- Born: Kenya
- Education: University of Cape Town
- Occupations: Accountant, Business executive, Entrepreneur
- Years active: 1996 - present

= Flora Mutahi =

Kenyan businessperson

Flora Mutahi is a Kenyan businessperson with experience in strategic leadership, business development and marketing.

==Education==

Mutahi was born in Kenya and attended local schools for her primary and secondary education. She holds a B.Sc. Finance and accounts (UK), and an Executive Master of Business Administration, awarded by the University of Cape Town in South Africa.

==Career==
Mutahi is the founder and CEO of Melvin Marsh International Ltd, a company that introduced flavored teas in Kenya. Melvins has received the Top 100, Fire awards for Financial reporting, and the Most Promising Entrepreneur.

In 2011 Mutahi founded a real estate company named Azizi Realtors. She also launched the Melvins Mentorship Impact Programme to provide coaching to female entrepreneurs.

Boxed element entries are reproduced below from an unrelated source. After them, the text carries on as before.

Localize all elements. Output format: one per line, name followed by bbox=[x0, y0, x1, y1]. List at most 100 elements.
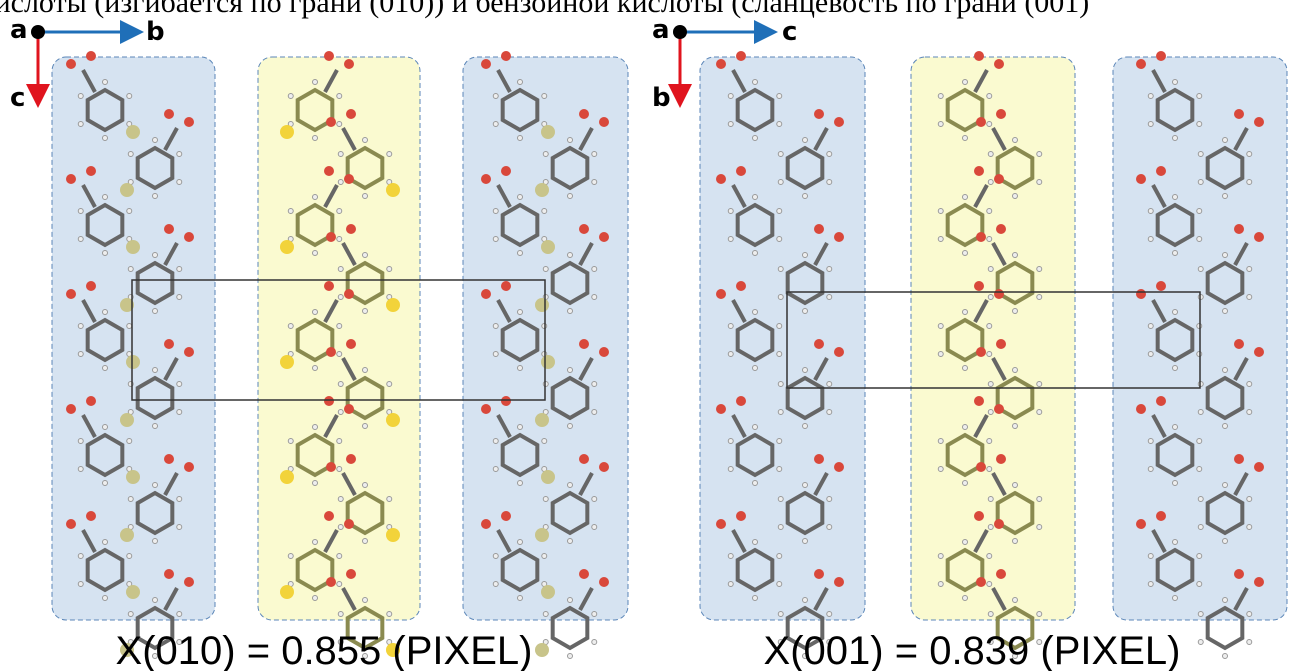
atom-or-bond bbox=[994, 289, 1004, 299]
atom-or-bond bbox=[988, 497, 993, 502]
atom-or-bond bbox=[337, 467, 342, 472]
atom-or-bond bbox=[987, 439, 992, 444]
atom-or-bond bbox=[280, 355, 294, 369]
atom-or-bond bbox=[1198, 525, 1203, 530]
atom-or-bond bbox=[988, 152, 993, 157]
atom-or-bond bbox=[753, 481, 758, 486]
atom-or-bond bbox=[338, 410, 343, 415]
atom-or-bond bbox=[66, 59, 76, 69]
atom-or-bond bbox=[938, 122, 943, 127]
atom-or-bond bbox=[387, 152, 392, 157]
atom-or-bond bbox=[288, 324, 293, 329]
atom-or-bond bbox=[103, 596, 108, 601]
atom-or-bond bbox=[963, 195, 968, 200]
atom-or-bond bbox=[541, 125, 555, 139]
atom-or-bond bbox=[1173, 310, 1178, 315]
atom-or-bond bbox=[568, 654, 573, 659]
atom-or-bond bbox=[1223, 424, 1228, 429]
atom-or-bond bbox=[976, 347, 986, 357]
atom-or-bond bbox=[542, 439, 547, 444]
atom-or-bond bbox=[66, 174, 76, 184]
atom-or-bond bbox=[164, 454, 174, 464]
atom-or-bond bbox=[338, 180, 343, 185]
atom-or-bond bbox=[1037, 295, 1042, 300]
atom-or-bond bbox=[1156, 51, 1166, 61]
atom-or-bond bbox=[1156, 281, 1166, 291]
atom-or-bond bbox=[481, 174, 491, 184]
atom-or-bond bbox=[1136, 404, 1146, 414]
atom-or-bond bbox=[716, 519, 726, 529]
atom-or-bond bbox=[834, 577, 844, 587]
atom-or-bond bbox=[1148, 209, 1153, 214]
atom-or-bond bbox=[1013, 424, 1018, 429]
atom-or-bond bbox=[1247, 410, 1252, 415]
atom-or-bond bbox=[1247, 497, 1252, 502]
atom-or-bond bbox=[337, 352, 342, 357]
atom-or-bond bbox=[963, 596, 968, 601]
atom-or-bond bbox=[326, 347, 336, 357]
atom-or-bond bbox=[346, 109, 356, 119]
atom-or-bond bbox=[386, 183, 400, 197]
atom-or-bond bbox=[78, 352, 83, 357]
atom-or-bond bbox=[346, 224, 356, 234]
atom-or-bond bbox=[313, 251, 318, 256]
atom-or-bond bbox=[1173, 425, 1178, 430]
atom-or-bond bbox=[1198, 152, 1203, 157]
atom-or-bond bbox=[1173, 540, 1178, 545]
atom-or-bond bbox=[280, 125, 294, 139]
atom-or-bond bbox=[599, 232, 609, 242]
atom-or-bond bbox=[988, 180, 993, 185]
atom-or-bond bbox=[996, 454, 1006, 464]
atom-or-bond bbox=[1247, 152, 1252, 157]
atom-or-bond bbox=[363, 194, 368, 199]
atom-or-bond bbox=[827, 525, 832, 530]
atom-or-bond bbox=[592, 180, 597, 185]
atom-or-bond bbox=[778, 180, 783, 185]
atom-or-bond bbox=[493, 582, 498, 587]
atom-or-bond bbox=[1156, 166, 1166, 176]
atom-or-bond bbox=[753, 366, 758, 371]
atom-or-bond bbox=[177, 612, 182, 617]
atom-or-bond bbox=[542, 554, 547, 559]
atom-or-bond bbox=[86, 166, 96, 176]
atom-or-bond bbox=[1037, 612, 1042, 617]
atom-or-bond bbox=[344, 289, 354, 299]
atom-or-bond bbox=[1247, 640, 1252, 645]
atom-or-bond bbox=[184, 347, 194, 357]
atom-or-bond bbox=[976, 577, 986, 587]
atom-or-bond bbox=[535, 643, 549, 657]
atom-or-bond bbox=[541, 240, 555, 254]
atom-or-bond bbox=[778, 497, 783, 502]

In July 2016, Mutahi was appointed chairperson of the Kenya Association of Manufacturers, the first woman to occupy that office. In November 2017, she was elected vice-chairperson of the business council of the Common Market of Eastern and Southern Africa.

In June 2018, it was announced that she had been appointed to the Board of the UN Global Compact.

In May 2021 she became the first female Chairperson of Kenya Private Sector Alliance (KEPSA); she is also a board member of SBM Bank Kenya.

==Personal life==
Mutahi is a married mother of three children.